Xiaomi Mi A3 na Itália a 249 euros, nossa prévia

Depois de ser apresentado ontem na Espanha, o Mi A3 pousa oficialmente na Itália. É a terceira geração do smartphone Xiaomi baseado na plataforma Android One. Os dois modelos anteriores representaram sucessos comerciais reais para a empresa chinesa, e mesmo esse novo dispositivo parece ter as credenciais para se tornar um best-seller, líquido de algum aspecto técnico não convincente.

Pude tocar no Xiaomi Mi A3 em pré-visualização há alguns dias. O primeiro aspecto controverso deste smartphone é, sem dúvida, a tela. É um painel AMOLED, uma tecnologia não tão óbvia para encontrar nessa faixa de preço. Possui uma diagonal de 6,09 polegadas e, acima de tudo, uma resolução de 720 x 1.560 pixels. Portanto, estamos diante do padrão HD +, bastante anacrônico em 2019 com esses números.
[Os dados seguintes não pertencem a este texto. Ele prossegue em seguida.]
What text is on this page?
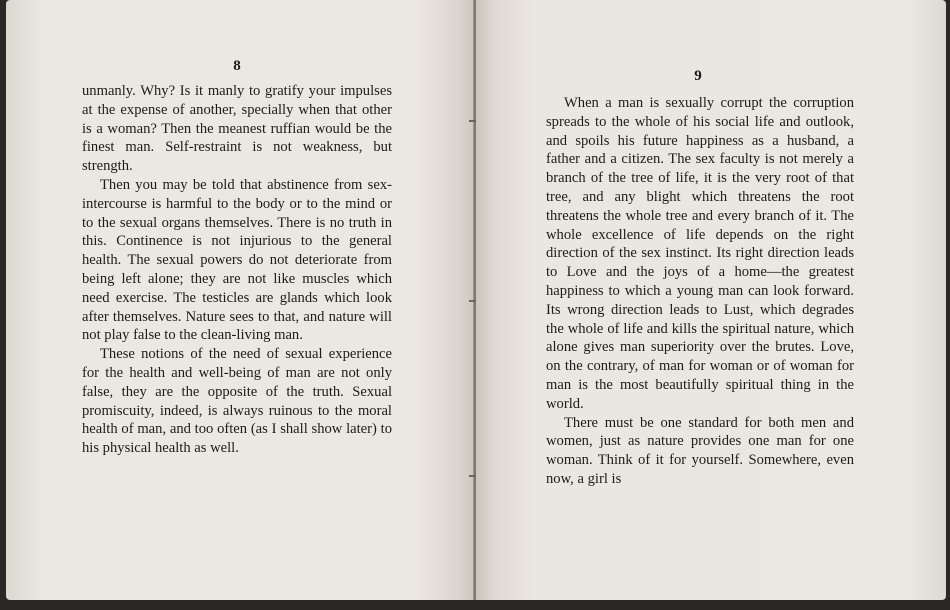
8

unmanly. Why? Is it manly to gratify your impulses at the expense of another, specially when that other is a woman? Then the meanest ruffian would be the finest man. Self-restraint is not weakness, but strength.

Then you may be told that abstinence from sex-intercourse is harmful to the body or to the mind or to the sexual organs themselves. There is no truth in this. Continence is not injurious to the general health. The sexual powers do not deteriorate from being left alone; they are not like muscles which need exercise. The testicles are glands which look after themselves. Nature sees to that, and nature will not play false to the clean-living man.

These notions of the need of sexual experience for the health and well-being of man are not only false, they are the opposite of the truth. Sexual promiscuity, indeed, is always ruinous to the moral health of man, and too often (as I shall show later) to his physical health as well.

9

When a man is sexually corrupt the corruption spreads to the whole of his social life and outlook, and spoils his future happiness as a husband, a father and a citizen. The sex faculty is not merely a branch of the tree of life, it is the very root of that tree, and any blight which threatens the root threatens the whole tree and every branch of it. The whole excellence of life depends on the right direction of the sex instinct. Its right direction leads to Love and the joys of a home—the greatest happiness to which a young man can look forward. Its wrong direction leads to Lust, which degrades the whole of life and kills the spiritual nature, which alone gives man superiority over the brutes. Love, on the contrary, of man for woman or of woman for man is the most beautifully spiritual thing in the world.

There must be one standard for both men and women, just as nature provides one man for one woman. Think of it for yourself. Somewhere, even now, a girl is
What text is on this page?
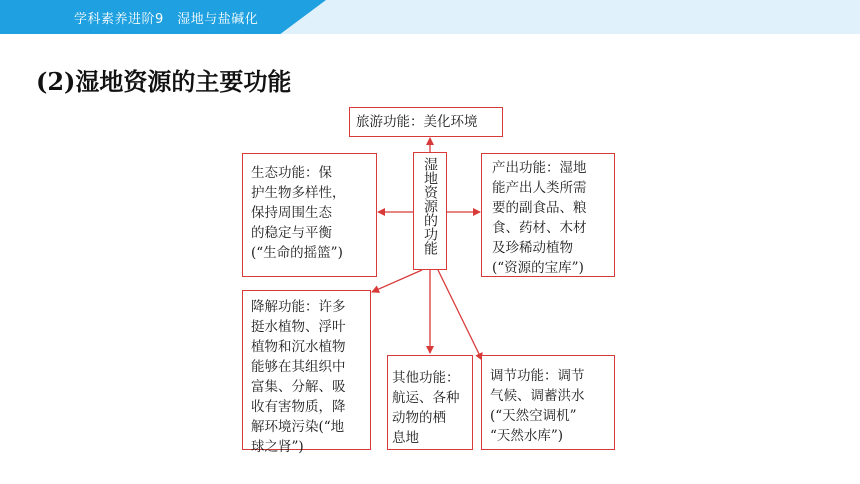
学科素养进阶9　湿地与盐碱化
(2)湿地资源的主要功能
旅游功能：美化环境
湿地资源的功能
生态功能：保
护生物多样性，
保持周围生态
的稳定与平衡
(“生命的摇篮”)
产出功能：湿地
能产出人类所需
要的副食品、粮
食、药材、木材
及珍稀动植物
(“资源的宝库”)
降解功能：许多
挺水植物、浮叶
植物和沉水植物
能够在其组织中
富集、分解、吸
收有害物质，降
解环境污染(“地
球之肾”)
其他功能：
航运、各种
动物的栖
息地
调节功能：调节
气候、调蓄洪水
(“天然空调机”
“天然水库”)
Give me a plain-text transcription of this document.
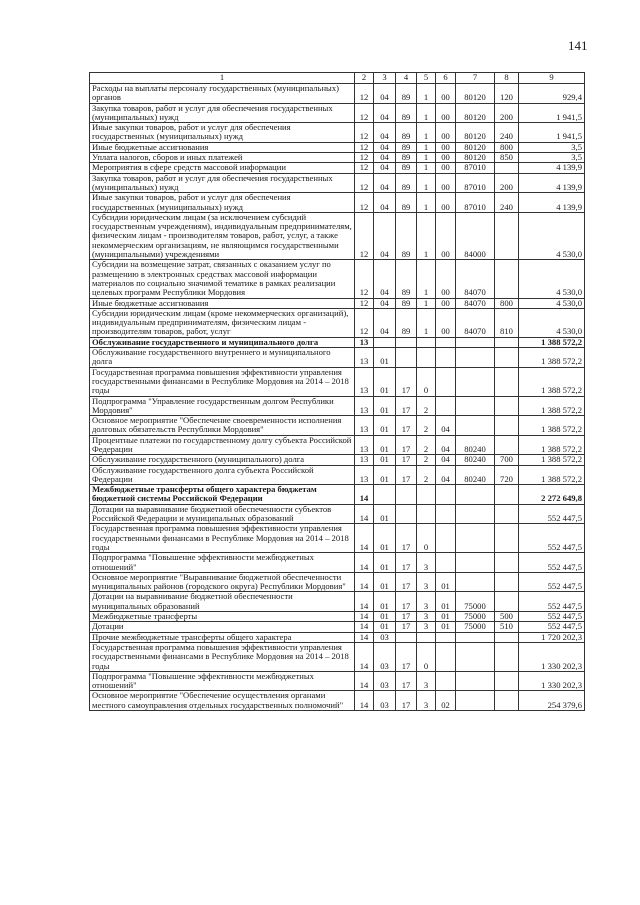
141
1	2	3	4	5	6	7	8	9
Расходы на выплаты персоналу государственных (муниципальных) органов	12	04	89	1	00	80120	120	929,4
Закупка товаров, работ и услуг для обеспечения государственных (муниципальных) нужд	12	04	89	1	00	80120	200	1 941,5
Иные закупки товаров, работ и услуг для обеспечения государственных (муниципальных) нужд	12	04	89	1	00	80120	240	1 941,5
Иные бюджетные ассигнования	12	04	89	1	00	80120	800	3,5
Уплата налогов, сборов и иных платежей	12	04	89	1	00	80120	850	3,5
Мероприятия в сфере средств массовой информации	12	04	89	1	00	87010		4 139,9
Закупка товаров, работ и услуг для обеспечения государственных (муниципальных) нужд	12	04	89	1	00	87010	200	4 139,9
Иные закупки товаров, работ и услуг для обеспечения государственных (муниципальных) нужд	12	04	89	1	00	87010	240	4 139,9
Субсидии юридическим лицам (за исключением субсидий государственным учреждениям), индивидуальным предпринимателям, физическим лицам - производителям товаров, работ, услуг, а также некоммерческим организациям, не являющимся государственными (муниципальными) учреждениями	12	04	89	1	00	84000		4 530,0
Субсидии на возмещение затрат, связанных с оказанием услуг по размещению в электронных средствах массовой информации материалов по социально значимой тематике в рамках реализации целевых программ Республики Мордовия	12	04	89	1	00	84070		4 530,0
Иные бюджетные ассигнования	12	04	89	1	00	84070	800	4 530,0
Субсидии юридическим лицам (кроме некоммерческих организаций), индивидуальным предпринимателям, физическим лицам - производителям товаров, работ, услуг	12	04	89	1	00	84070	810	4 530,0
Обслуживание государственного и муниципального долга	13							1 388 572,2
Обслуживание государственного внутреннего и муниципального долга	13	01						1 388 572,2
Государственная программа повышения эффективности управления государственными финансами в Республике Мордовия на 2014 – 2018 годы	13	01	17	0				1 388 572,2
Подпрограмма "Управление государственным долгом Республики Мордовия"	13	01	17	2				1 388 572,2
Основное мероприятие "Обеспечение своевременности исполнения долговых обязательств Республики Мордовия"	13	01	17	2	04			1 388 572,2
Процентные платежи по государственному долгу субъекта Российской Федерации	13	01	17	2	04	80240		1 388 572,2
Обслуживание государственного (муниципального) долга	13	01	17	2	04	80240	700	1 388 572,2
Обслуживание государственного долга субъекта Российской Федерации	13	01	17	2	04	80240	720	1 388 572,2
Межбюджетные трансферты общего характера бюджетам бюджетной системы Российской Федерации	14							2 272 649,8
Дотации на выравнивание бюджетной обеспеченности субъектов Российской Федерации и муниципальных образований	14	01						552 447,5
Государственная программа повышения эффективности управления государственными финансами в Республике Мордовия на 2014 – 2018 годы	14	01	17	0				552 447,5
Подпрограмма "Повышение эффективности межбюджетных отношений"	14	01	17	3				552 447,5
Основное мероприятие "Выравнивание бюджетной обеспеченности муниципальных районов (городского округа) Республики Мордовия"	14	01	17	3	01			552 447,5
Дотации на выравнивание бюджетной обеспеченности муниципальных образований	14	01	17	3	01	75000		552 447,5
Межбюджетные трансферты	14	01	17	3	01	75000	500	552 447,5
Дотации	14	01	17	3	01	75000	510	552 447,5
Прочие межбюджетные трансферты общего характера	14	03						1 720 202,3
Государственная программа повышения эффективности управления государственными финансами в Республике Мордовия на 2014 – 2018 годы	14	03	17	0				1 330 202,3
Подпрограмма "Повышение эффективности межбюджетных отношений"	14	03	17	3				1 330 202,3
Основное мероприятие "Обеспечение осуществления органами местного самоуправления отдельных государственных полномочий"	14	03	17	3	02			254 379,6
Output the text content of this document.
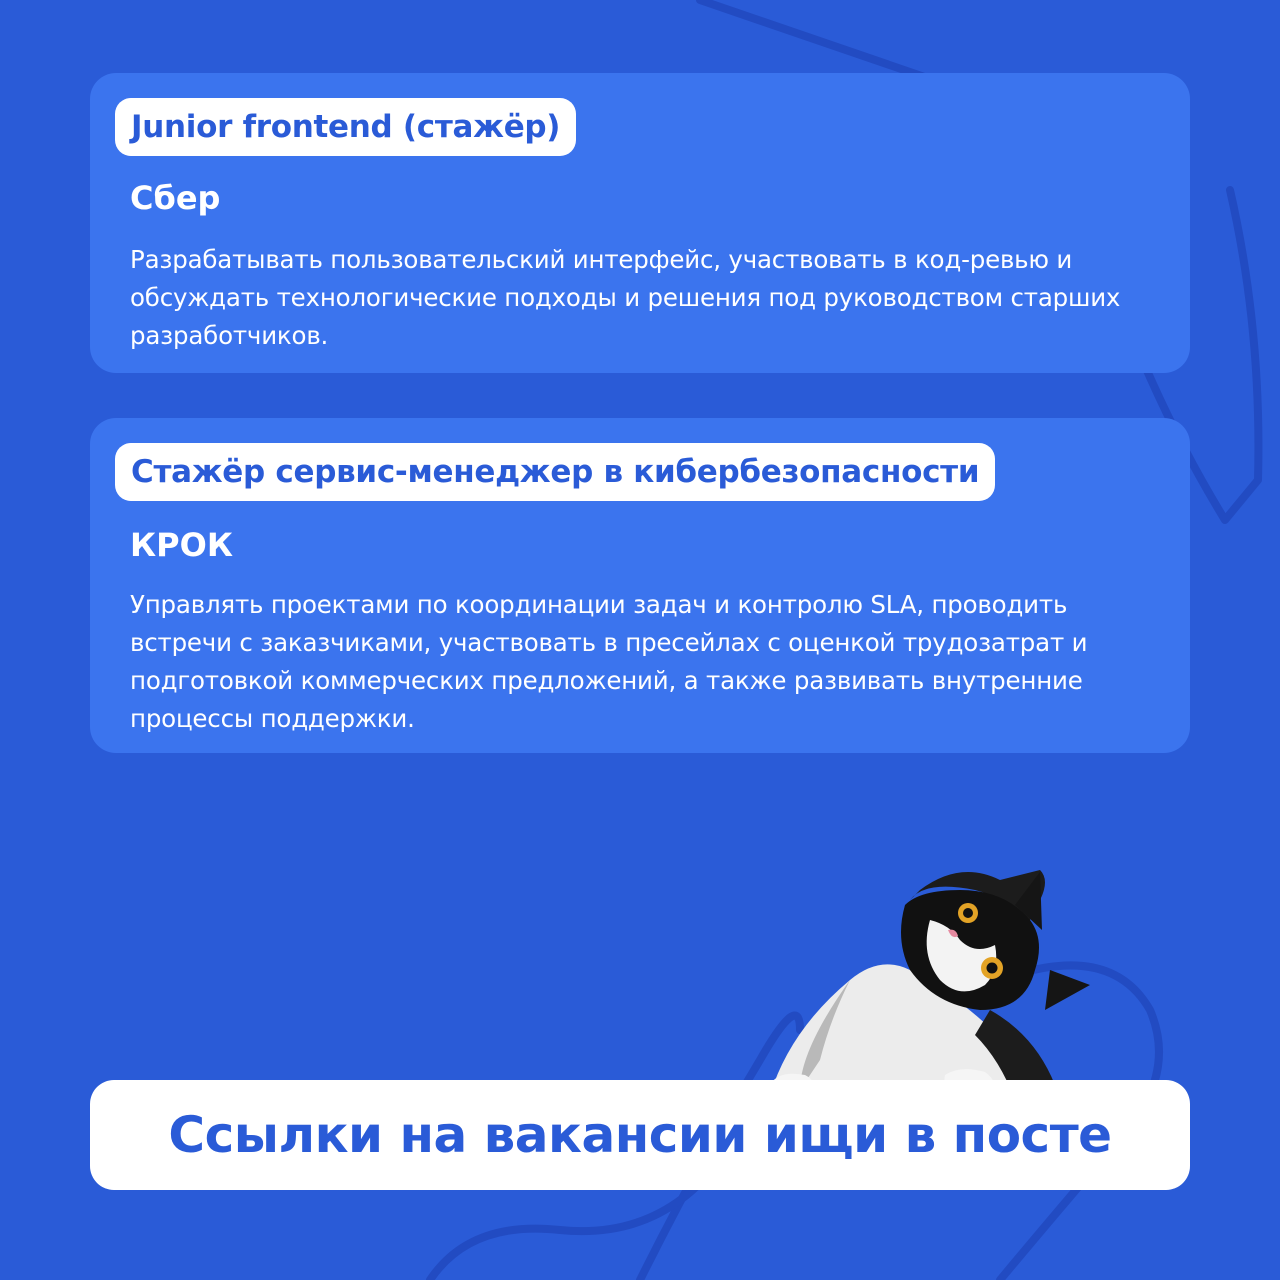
Junior frontend (стажёр)
Сбер
Разрабатывать пользовательский интерфейс, участвовать в код-ревью и обсуждать технологические подходы и решения под руководством старших разработчиков.
Стажёр сервис-менеджер в кибербезопасности
КРОК
Управлять проектами по координации задач и контролю SLA, проводить встречи с заказчиками, участвовать в пресейлах с оценкой трудозатрат и подготовкой коммерческих предложений, а также развивать внутренние процессы поддержки.
Ссылки на вакансии ищи в посте
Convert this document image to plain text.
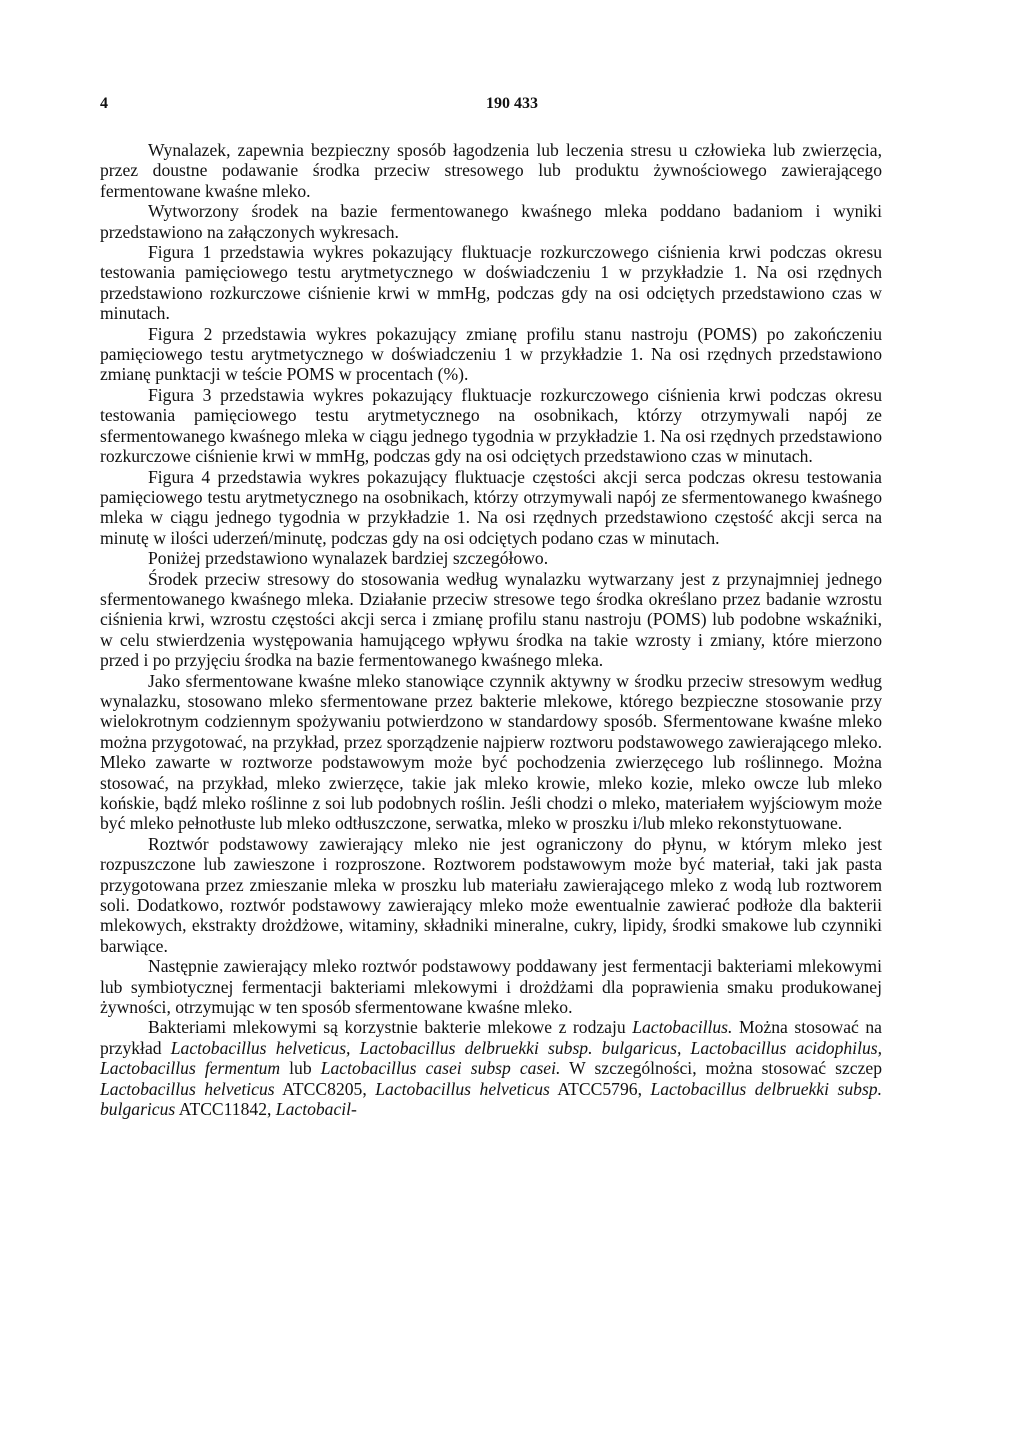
4	190 433

Wynalazek, zapewnia bezpieczny sposób łagodzenia lub leczenia stresu u człowieka lub zwierzęcia, przez doustne podawanie środka przeciw stresowego lub produktu żywnościowego zawierającego fermentowane kwaśne mleko.

Wytworzony środek na bazie fermentowanego kwaśnego mleka poddano badaniom i wyniki przedstawiono na załączonych wykresach.

Figura 1 przedstawia wykres pokazujący fluktuacje rozkurczowego ciśnienia krwi podczas okresu testowania pamięciowego testu arytmetycznego w doświadczeniu 1 w przykładzie 1. Na osi rzędnych przedstawiono rozkurczowe ciśnienie krwi w mmHg, podczas gdy na osi odciętych przedstawiono czas w minutach.

Figura 2 przedstawia wykres pokazujący zmianę profilu stanu nastroju (POMS) po zakończeniu pamięciowego testu arytmetycznego w doświadczeniu 1 w przykładzie 1. Na osi rzędnych przedstawiono zmianę punktacji w teście POMS w procentach (%).

Figura 3 przedstawia wykres pokazujący fluktuacje rozkurczowego ciśnienia krwi podczas okresu testowania pamięciowego testu arytmetycznego na osobnikach, którzy otrzymywali napój ze sfermentowanego kwaśnego mleka w ciągu jednego tygodnia w przykładzie 1. Na osi rzędnych przedstawiono rozkurczowe ciśnienie krwi w mmHg, podczas gdy na osi odciętych przedstawiono czas w minutach.

Figura 4 przedstawia wykres pokazujący fluktuacje częstości akcji serca podczas okresu testowania pamięciowego testu arytmetycznego na osobnikach, którzy otrzymywali napój ze sfermentowanego kwaśnego mleka w ciągu jednego tygodnia w przykładzie 1. Na osi rzędnych przedstawiono częstość akcji serca na minutę w ilości uderzeń/minutę, podczas gdy na osi odciętych podano czas w minutach.

Poniżej przedstawiono wynalazek bardziej szczegółowo.

Środek przeciw stresowy do stosowania według wynalazku wytwarzany jest z przynajmniej jednego sfermentowanego kwaśnego mleka. Działanie przeciw stresowe tego środka określano przez badanie wzrostu ciśnienia krwi, wzrostu częstości akcji serca i zmianę profilu stanu nastroju (POMS) lub podobne wskaźniki, w celu stwierdzenia występowania hamującego wpływu środka na takie wzrosty i zmiany, które mierzono przed i po przyjęciu środka na bazie fermentowanego kwaśnego mleka.

Jako sfermentowane kwaśne mleko stanowiące czynnik aktywny w środku przeciw stresowym według wynalazku, stosowano mleko sfermentowane przez bakterie mlekowe, którego bezpieczne stosowanie przy wielokrotnym codziennym spożywaniu potwierdzono w standardowy sposób. Sfermentowane kwaśne mleko można przygotować, na przykład, przez sporządzenie najpierw roztworu podstawowego zawierającego mleko. Mleko zawarte w roztworze podstawowym może być pochodzenia zwierzęcego lub roślinnego. Można stosować, na przykład, mleko zwierzęce, takie jak mleko krowie, mleko kozie, mleko owcze lub mleko końskie, bądź mleko roślinne z soi lub podobnych roślin. Jeśli chodzi o mleko, materiałem wyjściowym może być mleko pełnotłuste lub mleko odtłuszczone, serwatka, mleko w proszku i/lub mleko rekonstytuowane.

Roztwór podstawowy zawierający mleko nie jest ograniczony do płynu, w którym mleko jest rozpuszczone lub zawieszone i rozproszone. Roztworem podstawowym może być materiał, taki jak pasta przygotowana przez zmieszanie mleka w proszku lub materiału zawierającego mleko z wodą lub roztworem soli. Dodatkowo, roztwór podstawowy zawierający mleko może ewentualnie zawierać podłoże dla bakterii mlekowych, ekstrakty drożdżowe, witaminy, składniki mineralne, cukry, lipidy, środki smakowe lub czynniki barwiące.

Następnie zawierający mleko roztwór podstawowy poddawany jest fermentacji bakteriami mlekowymi lub symbiotycznej fermentacji bakteriami mlekowymi i drożdżami dla poprawienia smaku produkowanej żywności, otrzymując w ten sposób sfermentowane kwaśne mleko.

Bakteriami mlekowymi są korzystnie bakterie mlekowe z rodzaju Lactobacillus. Można stosować na przykład Lactobacillus helveticus, Lactobacillus delbruekki subsp. bulgaricus, Lactobacillus acidophilus, Lactobacillus fermentum lub Lactobacillus casei subsp casei. W szczególności, można stosować szczep Lactobacillus helveticus ATCC8205, Lactobacillus helveticus ATCC5796, Lactobacillus delbruekki subsp. bulgaricus ATCC11842, Lactobacil-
Certo, viver a exibição causou uma boa impressão em mim. Como costuma acontecer, não é tão fácil perceber a diferença entre HD + e Full-HD + a olho nu, especialmente nas diagonais dos smartphones. Isso não significa, no entanto, que essa seja pelo menos uma escolha singular, considerando como o Xiaomi Redmi Note 7, posicionado a preços mais baixos, possui uma tela com uma resolução de 1.080 x 2340 pixels. Em qualquer caso, reservamos qualquer julgamento final na revisão.

O coração pulsante do Mi A3 é o Snapdragon 665, um SoC de 11 nm caracterizado por CPU de núcleo octa (dois núcleos de 2,0 GHz Kryo 260 Gold + seis núcleos de 1,8 GHz Kryo 260 Silver). Neste caso, a Xiaomi fez uma escolha absolutamente sensata, considerando como este novo smartphone está posicionado exatamente a meio caminho entre o Redmi Note 7 (Snapdragon 660) e o Mi 9T (Snapdragon 730). A RAM é de 4 Gigabytes, enquanto a memória interna é de 64 Gigabytes, expansível via micro-SD.

É muito cedo para falar sobre desempenho, mas a escolha do processador combinado com a resolução da tela HD +, também poderia garantir excelente autonomia para o Mi A3. De fato, existe uma bateria de 4.030 mAh, que também é compatível com o padrão de carregamento rápido de 18W (no entanto, há um carregador de 10W no pacote). A Xiaomi poderia, portanto, ter decidido ficar de olho nesse aspecto, uma escolha que poderia encontrar o favor de uma grande fatia de usuários.

Na parte de trás há três câmeras: Sensor principal de 48 megapixels f / 1.8, amplamente utilizado pela Xiaomi na faixa intermediária; Sensor secundário grande angular de 8 megapixels f / 2.2; terceiro sensor de 2 megapixels responsável pela profundidade de campo, com lente f / 2.4. Na parte frontal, há uma câmera de 32 megapixels f / 2.0, montada em um entalhe.

Apenas o design certamente não é o mais original. Xiaomi Mi A3 é no entanto um smartphone bem construído, com concha de vidro e metal e três cores disponíveis: tipo de cinza, não apenas azul, mais que branco. Essas são variações de cores decididamente bem feitas, que também podem interceptar os gostos do público mais jovem. O dispositivo ainda se mantém bem nas mãos e o peso de 173,8 gramas parece bem distribuído.

Existe o sensor infravermelho, o conector de áudio de 3,5 mm e o Bluetooth 5.0, Wi-Fi ac de banda dupla, GPS A-GLONASS BDS. Infelizmente, a NFC está faltando, portanto, não há pagamentos móveis com o Google Pay. Uma escolha pouco sensata, considerando como é um smartphone Android One (versão 9.0), que, portanto, deve oferecer uma experiência do usuário mais próxima da originalmente concebida pela empresa Mountain View. O desbloqueio é confiado ao sensor de impressão digital integrado diretamente na tela (que parece funcionar bem) e no reconhecimento facial.

Finalmente, preços e disponibilidade dos capítulos. O Xiaomi Mi A3 estará disponível, na cor cinza, a 249,90 euros a partir de 25 de julho, enquanto para as variantes cromáticas em azul e branco, teremos que esperar até 30 de julho. Um posicionamento, portanto, exatamente a meio caminho entre o Redmi Note 7 (abaixo de 200 euros, disponível na Amazon) e o Mi 9T (acima de 300 euros, você pode encontrá-lo na Amazon). O catálogo da empresa chinesa se expande ainda mais, veremos se o cartão Android One permitirá que este smartphone se diversifique efetivamente no mercado.